Namun hingga saat ini, tidak ada pernyataan resmi dari aparat penegak hukum yang menetapkan Ekar Korua sebagai tersangka ataupun pihak yang terbukti melanggar Undang-Undang Minerba. Tuduhan yang beredar masih sebatas opini dan persepsi yang berkembang di ruang digital.
Secara prinsip hukum, setiap warga negara berhak atas asas praduga tak bersalah.
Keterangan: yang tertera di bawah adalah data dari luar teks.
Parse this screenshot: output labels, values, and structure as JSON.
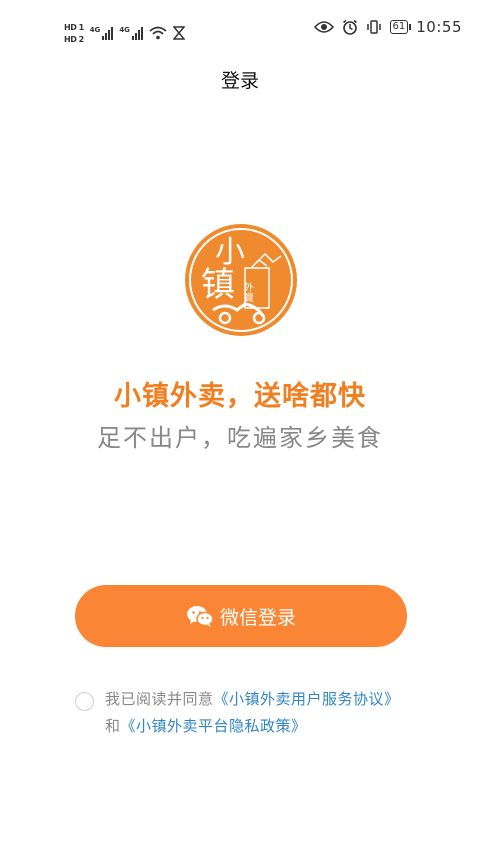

Mengaitkan aktivitas pribadi dengan dugaan tindak pidana tanpa bukti yang terverifikasi berpotensi menjadi penghakiman sepihak. Apalagi, penggunaan uang yang merupakan hak pribadi tidak dapat serta-merta diasumsikan berasal dari aktivitas ilegal tanpa dasar hukum yang jelas.
Pengamat komunikasi publik di Sulawesi Utara menilai, era media sosial kerap mempercepat pembentukan opini sebelum fakta diverifikasi. “Video singkat bisa membentuk persepsi luas, padahal kebenaran hukum harus didasarkan pada bukti dan proses resmi,” ujarnya.
Keluarga Ekar Korua pun berharap publik lebih bijak dalam menyikapi informasi yang belum terkonfirmasi. Reputasi seseorang, termasuk keluarga yang tidak terkait langsung, bisa terdampak oleh pemberitaan yang tidak berimbang.
Hingga berita ini diturunkan, belum ada dokumen resmi maupun keterangan aparat yang menyatakan keterlibatan Ekar Korua dalam aktivitas pertambangan ilegal. Karena itu, publik diimbau tetap mengedepankan verifikasi dan tidak terburu-buru menyimpulkan sesuatu yang belum terbukti secara hukum.